The model I use is faster_rcnn_resnet101_coco from
http://download.tensorflow.org/models/object_detection/faster_rcnn_resnet101_coco_11_06_2017.tar.gz

Thanks.

ops_to_register.h.zip

commented

@andrewharp Have you had time to check on this? Thanks

There are at least couple reasons this could happen:

  1. the kernel for round isn't being compiled on android. you could add a compilation error in tensorflow/core/kernels/cwise_op_round.cc and then run the android build again, to see if it actually compiles that file.

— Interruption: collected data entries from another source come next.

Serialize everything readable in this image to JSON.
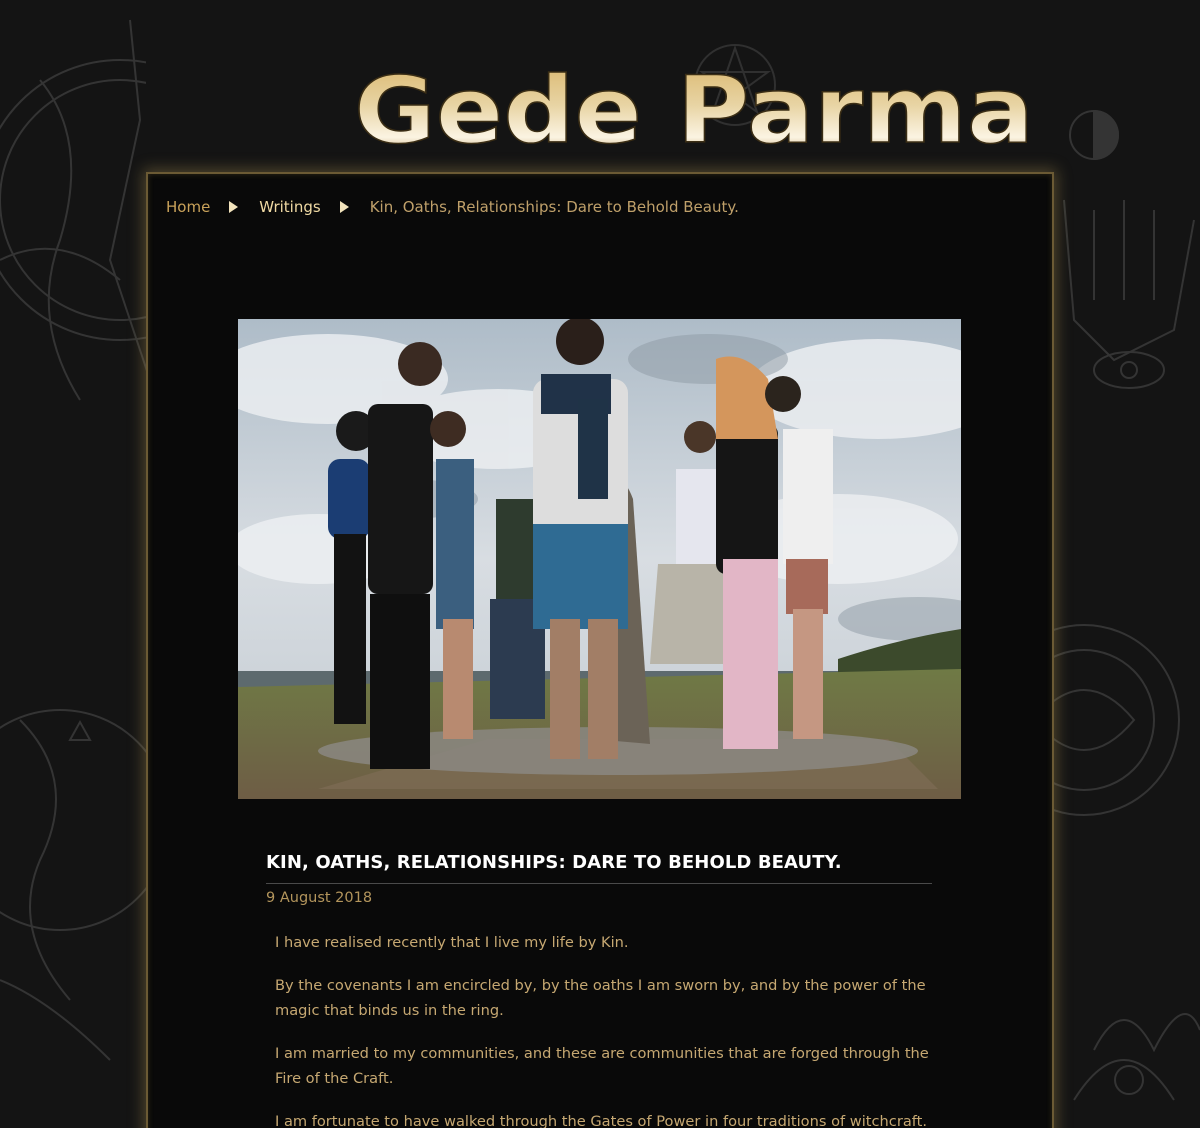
{
  "site": {
    "title": "Gede Parma"
  },
  "breadcrumb": {
    "home": "Home",
    "writings": "Writings",
    "current": "Kin, Oaths, Relationships: Dare to Behold Beauty."
  },
  "hero": {
    "alt": "Group of people holding hands in a circle around a standing stone on a hilltop"
  },
  "post": {
    "title": "KIN, OATHS, RELATIONSHIPS: DARE TO BEHOLD BEAUTY.",
    "date": "9 August 2018",
    "paragraphs": [
      "I have realised recently that I live my life by Kin.",
      "By the covenants I am encircled by, by the oaths I am sworn by, and by the power of the magic that binds us in the ring.",
      "I am married to my communities, and these are communities that are forged through the Fire of the Craft.",
      "I am fortunate to have walked through the Gates of Power in four traditions of witchcraft. They"
    ]
  },
  "colors": {
    "accent_gold": "#c9a25a",
    "body_text": "#c6a872",
    "page_bg": "#141414",
    "panel_bg": "#090909"
  },
  "icons": {
    "breadcrumb_separator": "triangle-right-icon"
  }
}
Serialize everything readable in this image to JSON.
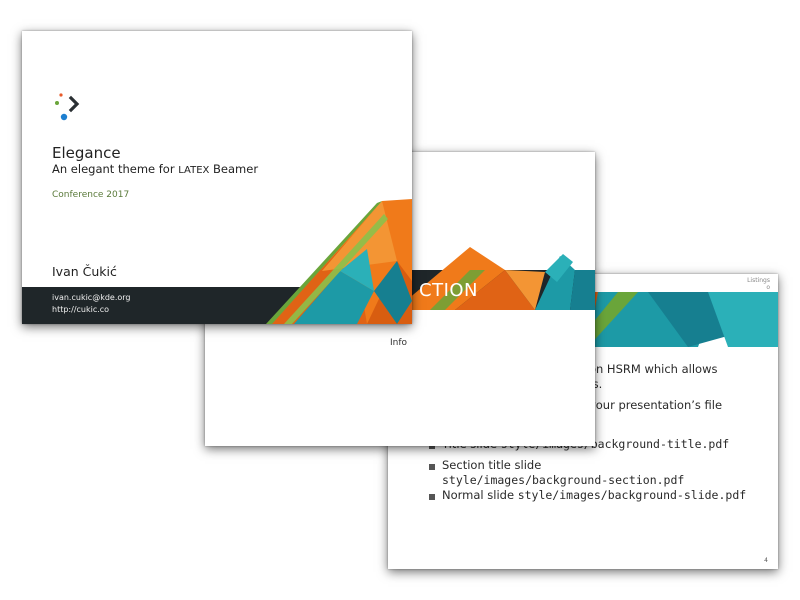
{
  "slides": {
    "title_slide": {
      "title": "Elegance",
      "subtitle": "An elegant theme for LATEX Beamer",
      "subtitle_prefix": "An elegant theme for ",
      "subtitle_suffix": " Beamer",
      "latex_logo": "LATEX",
      "conference": "Conference 2017",
      "author": "Ivan Čukić",
      "email": "ivan.cukic@kde.org",
      "url": "http://cukic.co"
    },
    "section_slide": {
      "section_title_visible": "CTION",
      "info_text": "Info"
    },
    "content_slide": {
      "listings_label": "Listings",
      "listings_sub": "o",
      "text_line_1": "d on HSRM which allows",
      "text_line_2": "nds.",
      "text_line_3": "n your presentation’s file",
      "item_1_label": "Title slide ",
      "item_1_path": "style/images/background-title.pdf",
      "item_2_label": "Section title slide",
      "item_2_path": "style/images/background-section.pdf",
      "item_3_label": "Normal slide ",
      "item_3_path": "style/images/background-slide.pdf",
      "page_number": "4"
    }
  },
  "colors": {
    "orange": "#f07a1a",
    "orange_dark": "#d85d10",
    "teal": "#1d9aa6",
    "teal_dark": "#167f90",
    "green": "#6aa53a",
    "dark_band": "#1f2629"
  }
}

  2. the kernel is being compiled, but for some reason the ops_to_register.h is causing it to not use the Round op. ops_to_register.h works by comparing the string name of the class to the string in the ops_to_register.h. It's possible the compiler for the device is using a different name than the compiler for the host (used to make ops_to_register.h). It can be tricky to get the names out of the device compilation -- one way could be to change the cwise_op_round.cc kernel file and

Add:
#define CLAZ_NAME(x) #x
static_assert(false, CLAZ_NAME(UnaryOp));

then build and look for the class name printed by the assertion failure.

thanks @bobeo ,
I did this process with a few pb graphs including the ones from the example app
and in in time I'm the print_selective_registration_header process i see that the ops_to_register.h file is updated according to the graph but the resulting libtensorflow_inference.so is always in the same size.
i tried all the bazel clean / bazel dump options that i have found, but nothing helped
so it is either a bazel caching issue. or that the build from ops_to_register.h does not work properly.

OK,
just realized that i had 2 ops_to_register.h files ...
one in the /core/framework folder
and one in the project root folder where i ran the print_selective_registration_header build
i think that this is worth clearing in the print_selective_registration_header.h comments...
or changing it in a way that the ops_to_register.h file will be created only in one place no matter where the process is called from

commented

@eli99999 any luck? Can you try this model?
I'm trying all over again, if success I will let you know. Cheers!

commented

@cwhipkey @andrewharp hi guys, do you know if I should compile libtensorflow_inference.so with GPU enabled? Or it doesnt make any difference? Currently I compiled it without GPU because else I got this error

When I run it an Android, it takes like 1 minute to process each frame. Is that normal?